System Testing Checklist

Verify the staging VPC, IAM roles, and database credentials do not overlap with production. A common gotcha: a staging Lambda still pointing at the prod RDS endpoint because someone copied an env var. Spot-check the secrets manager paths and the outbound network ACLs before kicking off tests.

Confirm OS version, Postgres major version, Redis version, Kubernetes node image, and feature flag defaults match prod. Drift on minor versions (PG 15.4 vs 15.7) is fine; drift on major versions invalidates the test run.

Use the nightly anonymized snapshot, not synthetic fixtures — synthetic data hides cardinality and locale issues. Confirm PII scrubbing ran (no real emails, names hashed) before exposing the dataset to non-engineering testers.

Pull the fix-version filter for the release candidate and walk the linked PRs. Flag any story without acceptance criteria back to the PM before writing test cases — a fuzzy AC is the most common reason a defect gets bounced as 'works as designed' later.

Add or amend Playwright / Cypress cases for new user stories; mark superseded cases as deprecated rather than deleting (audit trail). Tag flaky cases with a quarantine label so they run but don't gate the suite.

Cover empty state, single record, max-page-size, unicode names, RTL locales, and the largest plausible tenant. The unicode + RTL cases are the ones consistently missed and the ones support tickets get filed against.

Trigger the suite from CI against the tagged release candidate (e.g., v2024.45.0-rc.1), not against latest main. Capture the run ID and any quarantined-test results separately so the report is reproducible.

Time-box charters at 60-90 minutes per tester per feature. Take notes in a session log; file any unexpected behavior as a defect even if it doesn't violate a written AC — the AC may be incomplete.

Mark Pass only if every required case passed and any quarantined failures were investigated. Pass-with-issues is the right call when a SEV3 was found that the release captain has agreed to ship around with a follow-up ticket.

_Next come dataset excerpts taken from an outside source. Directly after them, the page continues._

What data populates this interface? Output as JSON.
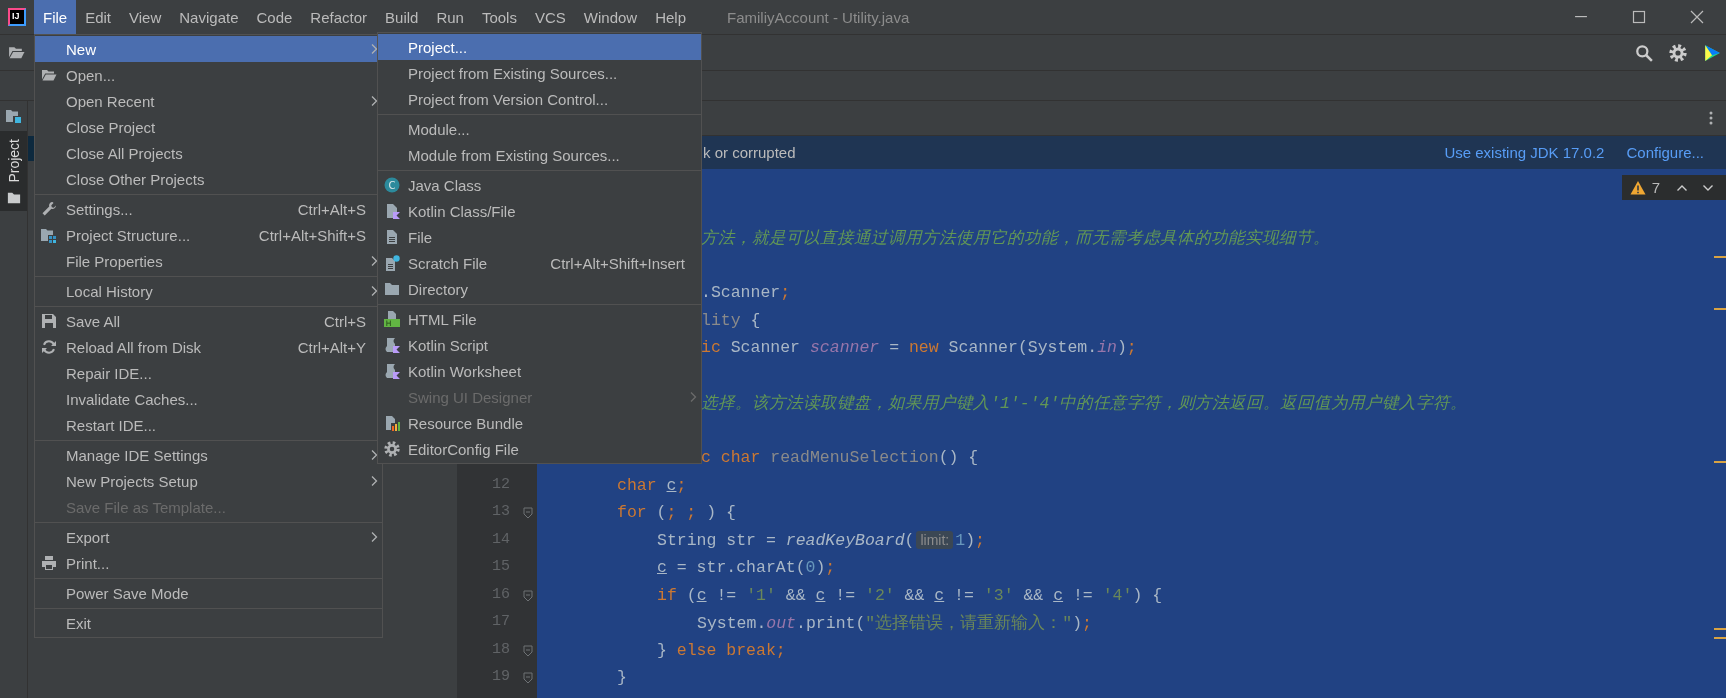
{
  "app": {
    "logo_text": "IJ",
    "title": "FamiliyAccount - Utility.java"
  },
  "menu_bar": [
    {
      "label": "File",
      "selected": true
    },
    {
      "label": "Edit",
      "selected": false
    },
    {
      "label": "View",
      "selected": false
    },
    {
      "label": "Navigate",
      "selected": false
    },
    {
      "label": "Code",
      "selected": false
    },
    {
      "label": "Refactor",
      "selected": false
    },
    {
      "label": "Build",
      "selected": false
    },
    {
      "label": "Run",
      "selected": false
    },
    {
      "label": "Tools",
      "selected": false
    },
    {
      "label": "VCS",
      "selected": false
    },
    {
      "label": "Window",
      "selected": false
    },
    {
      "label": "Help",
      "selected": false
    }
  ],
  "file_menu": {
    "groups": [
      [
        {
          "label": "New",
          "selected": true,
          "disabled": false,
          "has_submenu": true
        },
        {
          "label": "Open...",
          "selected": false,
          "disabled": false,
          "has_submenu": false
        },
        {
          "label": "Open Recent",
          "selected": false,
          "disabled": false,
          "has_submenu": true
        },
        {
          "label": "Close Project",
          "selected": false,
          "disabled": false,
          "has_submenu": false
        },
        {
          "label": "Close All Projects",
          "selected": false,
          "disabled": false,
          "has_submenu": false
        },
        {
          "label": "Close Other Projects",
          "selected": false,
          "disabled": false,
          "has_submenu": false
        }
      ],
      [
        {
          "label": "Settings...",
          "shortcut": "Ctrl+Alt+S",
          "selected": false,
          "disabled": false,
          "has_submenu": false
        },
        {
          "label": "Project Structure...",
          "shortcut": "Ctrl+Alt+Shift+S",
          "selected": false,
          "disabled": false,
          "has_submenu": false
        },
        {
          "label": "File Properties",
          "selected": false,
          "disabled": false,
          "has_submenu": true
        }
      ],
      [
        {
          "label": "Local History",
          "selected": false,
          "disabled": false,
          "has_submenu": true
        }
      ],
      [
        {
          "label": "Save All",
          "shortcut": "Ctrl+S",
          "selected": false,
          "disabled": false,
          "has_submenu": false
        },
        {
          "label": "Reload All from Disk",
          "shortcut": "Ctrl+Alt+Y",
          "selected": false,
          "disabled": false,
          "has_submenu": false
        },
        {
          "label": "Repair IDE...",
          "selected": false,
          "disabled": false,
          "has_submenu": false
        },
        {
          "label": "Invalidate Caches...",
          "selected": false,
          "disabled": false,
          "has_submenu": false
        },
        {
          "label": "Restart IDE...",
          "selected": false,
          "disabled": false,
          "has_submenu": false
        }
      ],
      [
        {
          "label": "Manage IDE Settings",
          "selected": false,
          "disabled": false,
          "has_submenu": true
        },
        {
          "label": "New Projects Setup",
          "selected": false,
          "disabled": false,
          "has_submenu": true
        },
        {
          "label": "Save File as Template...",
          "selected": false,
          "disabled": true,
          "has_submenu": false
        }
      ],
      [
        {
          "label": "Export",
          "selected": false,
          "disabled": false,
          "has_submenu": true
        },
        {
          "label": "Print...",
          "selected": false,
          "disabled": false,
          "has_submenu": false
        }
      ],
      [
        {
          "label": "Power Save Mode",
          "selected": false,
          "disabled": false,
          "has_submenu": false
        }
      ],
      [
        {
          "label": "Exit",
          "selected": false,
          "disabled": false,
          "has_submenu": false
        }
      ]
    ]
  },
  "new_submenu": {
    "groups": [
      [
        {
          "label": "Project...",
          "selected": true,
          "disabled": false,
          "has_submenu": false
        },
        {
          "label": "Project from Existing Sources...",
          "selected": false,
          "disabled": false,
          "has_submenu": false
        },
        {
          "label": "Project from Version Control...",
          "selected": false,
          "disabled": false,
          "has_submenu": false
        }
      ],
      [
        {
          "label": "Module...",
          "selected": false,
          "disabled": false,
          "has_submenu": false
        },
        {
          "label": "Module from Existing Sources...",
          "selected": false,
          "disabled": false,
          "has_submenu": false
        }
      ],
      [
        {
          "label": "Java Class",
          "badge": "C",
          "selected": false,
          "disabled": false,
          "has_submenu": false
        },
        {
          "label": "Kotlin Class/File",
          "selected": false,
          "disabled": false,
          "has_submenu": false
        },
        {
          "label": "File",
          "selected": false,
          "disabled": false,
          "has_submenu": false
        },
        {
          "label": "Scratch File",
          "shortcut": "Ctrl+Alt+Shift+Insert",
          "selected": false,
          "disabled": false,
          "has_submenu": false
        },
        {
          "label": "Directory",
          "selected": false,
          "disabled": false,
          "has_submenu": false
        }
      ],
      [
        {
          "label": "HTML File",
          "badge": "H",
          "selected": false,
          "disabled": false,
          "has_submenu": false
        },
        {
          "label": "Kotlin Script",
          "selected": false,
          "disabled": false,
          "has_submenu": false
        },
        {
          "label": "Kotlin Worksheet",
          "selected": false,
          "disabled": false,
          "has_submenu": false
        },
        {
          "label": "Swing UI Designer",
          "selected": false,
          "disabled": true,
          "has_submenu": true
        },
        {
          "label": "Resource Bundle",
          "selected": false,
          "disabled": false,
          "has_submenu": false
        },
        {
          "label": "EditorConfig File",
          "selected": false,
          "disabled": false,
          "has_submenu": false
        }
      ]
    ]
  },
  "tool_window": {
    "label": "Project",
    "selected": true
  },
  "notification": {
    "message": "k or corrupted",
    "links": [
      "Use existing JDK 17.0.2",
      "Configure..."
    ]
  },
  "inspections": {
    "warnings": "7"
  },
  "editor": {
    "lines": [
      {
        "tokens": [
          {
            "kind": "comment",
            "text": "方法，就是可以直接通过调用方法使用它的功能，而无需考虑具体的功能实现细节。"
          }
        ]
      },
      {
        "tokens": [
          {
            "kind": "plain",
            "text": ".Scanner"
          },
          {
            "kind": "keyword",
            "text": ";"
          }
        ]
      },
      {
        "tokens": [
          {
            "kind": "dim",
            "text": "lity"
          },
          {
            "kind": "plain",
            "text": " {"
          }
        ]
      },
      {
        "tokens": [
          {
            "kind": "keyword",
            "text": "ic"
          },
          {
            "kind": "plain",
            "text": " Scanner "
          },
          {
            "kind": "field",
            "text": "scanner"
          },
          {
            "kind": "plain",
            "text": " = "
          },
          {
            "kind": "keyword",
            "text": "new"
          },
          {
            "kind": "plain",
            "text": " Scanner(System."
          },
          {
            "kind": "field",
            "text": "in"
          },
          {
            "kind": "plain",
            "text": ")"
          },
          {
            "kind": "keyword",
            "text": ";"
          }
        ]
      },
      {
        "tokens": [
          {
            "kind": "comment",
            "text": "选择。该方法读取键盘，如果用户键入'1'-'4'中的任意字符，则方法返回。返回值为用户键入字符。"
          }
        ]
      },
      {
        "tokens": [
          {
            "kind": "keyword",
            "text": "c char "
          },
          {
            "kind": "dim",
            "text": "readMenuSelection"
          },
          {
            "kind": "plain",
            "text": "() {"
          }
        ]
      },
      {
        "number": "12",
        "tokens": [
          {
            "kind": "keyword",
            "text": "char "
          },
          {
            "kind": "var",
            "text": "c"
          },
          {
            "kind": "keyword",
            "text": ";"
          }
        ]
      },
      {
        "number": "13",
        "tokens": [
          {
            "kind": "keyword",
            "text": "for"
          },
          {
            "kind": "plain",
            "text": " ("
          },
          {
            "kind": "keyword",
            "text": "; ; "
          },
          {
            "kind": "plain",
            "text": ") {"
          }
        ]
      },
      {
        "number": "14",
        "tokens": [
          {
            "kind": "plain",
            "text": "String str = "
          },
          {
            "kind": "call",
            "text": "readKeyBoard"
          },
          {
            "kind": "plain",
            "text": "("
          },
          {
            "kind": "hint",
            "text": "limit:"
          },
          {
            "kind": "number",
            "text": "1"
          },
          {
            "kind": "plain",
            "text": ")"
          },
          {
            "kind": "keyword",
            "text": ";"
          }
        ]
      },
      {
        "number": "15",
        "tokens": [
          {
            "kind": "var",
            "text": "c"
          },
          {
            "kind": "plain",
            "text": " = str.charAt("
          },
          {
            "kind": "number",
            "text": "0"
          },
          {
            "kind": "plain",
            "text": ")"
          },
          {
            "kind": "keyword",
            "text": ";"
          }
        ]
      },
      {
        "number": "16",
        "tokens": [
          {
            "kind": "keyword",
            "text": "if"
          },
          {
            "kind": "plain",
            "text": " ("
          },
          {
            "kind": "var",
            "text": "c"
          },
          {
            "kind": "plain",
            "text": " != "
          },
          {
            "kind": "string",
            "text": "'1'"
          },
          {
            "kind": "plain",
            "text": " && "
          },
          {
            "kind": "var",
            "text": "c"
          },
          {
            "kind": "plain",
            "text": " != "
          },
          {
            "kind": "string",
            "text": "'2'"
          },
          {
            "kind": "plain",
            "text": " && "
          },
          {
            "kind": "var",
            "text": "c"
          },
          {
            "kind": "plain",
            "text": " != "
          },
          {
            "kind": "string",
            "text": "'3'"
          },
          {
            "kind": "plain",
            "text": " && "
          },
          {
            "kind": "var",
            "text": "c"
          },
          {
            "kind": "plain",
            "text": " != "
          },
          {
            "kind": "string",
            "text": "'4'"
          },
          {
            "kind": "plain",
            "text": ") {"
          }
        ]
      },
      {
        "number": "17",
        "tokens": [
          {
            "kind": "plain",
            "text": "System."
          },
          {
            "kind": "field",
            "text": "out"
          },
          {
            "kind": "plain",
            "text": ".print("
          },
          {
            "kind": "string",
            "text": "\"选择错误，请重新输入：\""
          },
          {
            "kind": "plain",
            "text": ")"
          },
          {
            "kind": "keyword",
            "text": ";"
          }
        ]
      },
      {
        "number": "18",
        "tokens": [
          {
            "kind": "plain",
            "text": "} "
          },
          {
            "kind": "keyword",
            "text": "else break;"
          }
        ]
      },
      {
        "number": "19",
        "tokens": [
          {
            "kind": "plain",
            "text": "}"
          }
        ]
      }
    ]
  }
}
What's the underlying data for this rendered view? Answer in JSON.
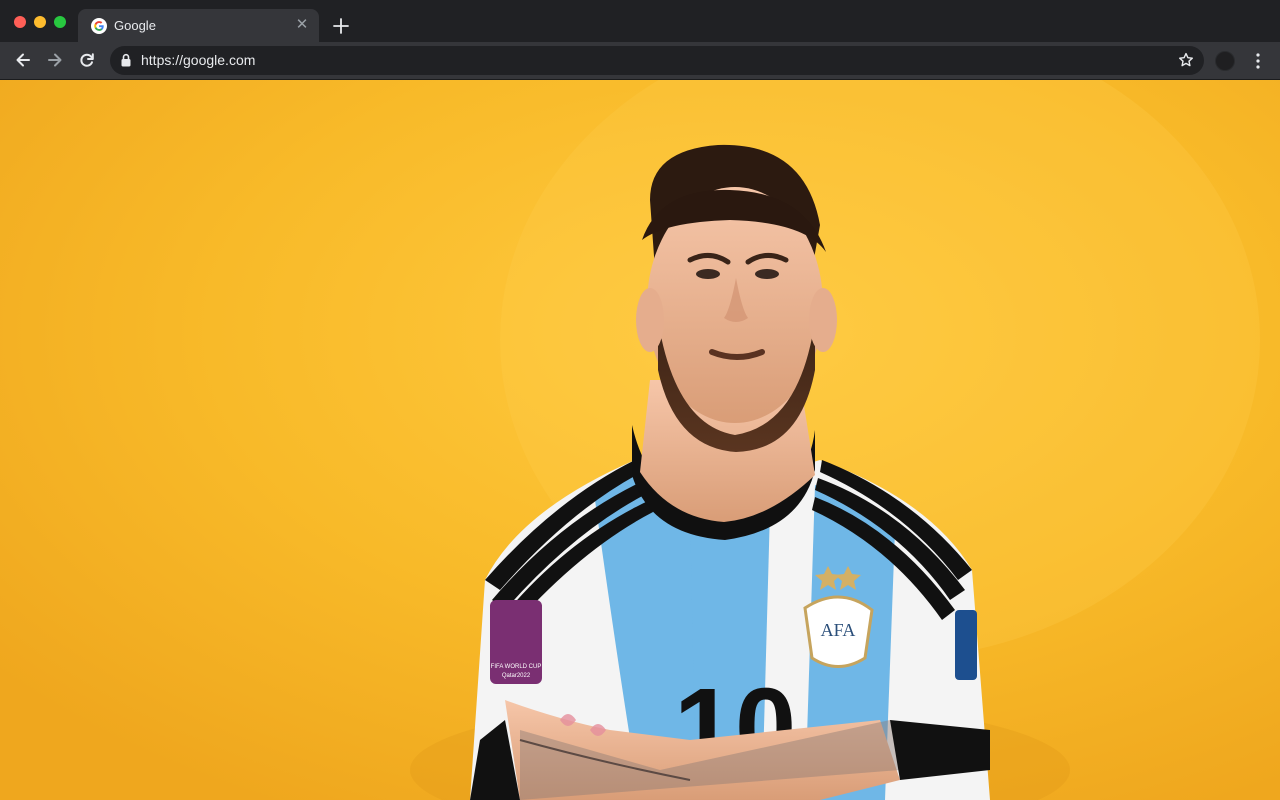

Hit 2x peak prod RPS for 15 minutes against the critical user paths. Watch p95 and p99 latency, error rate, and DB connection pool saturation in Datadog. A green load test where p99 doubles is still a fail — eyeball the dashboard, don't trust the exit code.

Trigger Semgrep / CodeQL on the RC sha and review Snyk or Dependabot output for new criticals. Any new CVE rated CVSS 7.0+ blocks the release unless the AppSec lead signs off on a documented exception.

Run axe-core in CI against each changed route; manually keyboard-navigate critical paths. The EU Accessibility Act (effective June 2025) makes this non-optional for products sold into the EU.

Hit Stripe, Auth0/Okta, Segment, and any sandbox endpoints used in the changed code paths. Confirm webhooks deliver and signatures verify; a silent webhook failure won't show in the regression suite.

Publish synthetic events through SQS / Kafka / RabbitMQ and confirm consumers process them with the expected schema. Check the DLQ count before and after — silent schema drift surfaces here first.

Apply the migration to a clone seeded with prod-sized data, time it, and confirm reversibility. ADD COLUMN with a default on a 50M-row table is a classic foot-gun: it takes an exclusive lock and the deploy stalls. Capture wall-clock duration in the data field.

Each ticket needs build sha, browser/OS, exact repro steps, expected vs actual, and a screenshot or HAR. Tickets without a sha get bounced — the first thing engineering will ask is which build it reproduced on.

SEV1 = data loss or auth bypass, blocks release. SEV2 = critical path broken, blocks release unless workaround exists. SEV3 = ships with a follow-up. Triage with the release captain and a PM in the room — severity is a business call, not a QA call.

If any SEV1/SEV2 remains open, the release does not promote — the team cuts a new RC. If all blockers are closed or accepted, proceed to closure.

Tag the next RC (e.g., v2024.45.0-rc.2), notify the release captain in #engineering, and restart functional regression against the new sha. Do not cherry-pick fixes onto the prior RC tag — re-cut from the release branch.

Run the original repro steps verbatim and add a regression case to the automated suite so the same defect cannot ship again. Close the ticket only after the regression case is committed.

Post to Confluence: cases run, pass rate, defects opened by severity, accepted-with-follow-up tickets, performance deltas vs prior release. Link the CI run, the load test dashboard, and the migration timing.

QA lead signs off only after the summary is reviewed by the release captain. This signature is the SOC 2 change-management artifact auditors ask for; do not skip it even on a quiet release.

Walk what slipped past the suite, which charters surfaced the most defects, and where flaky tests masked real failures. File action items in Jira with named owners; an action item without an owner does not get done.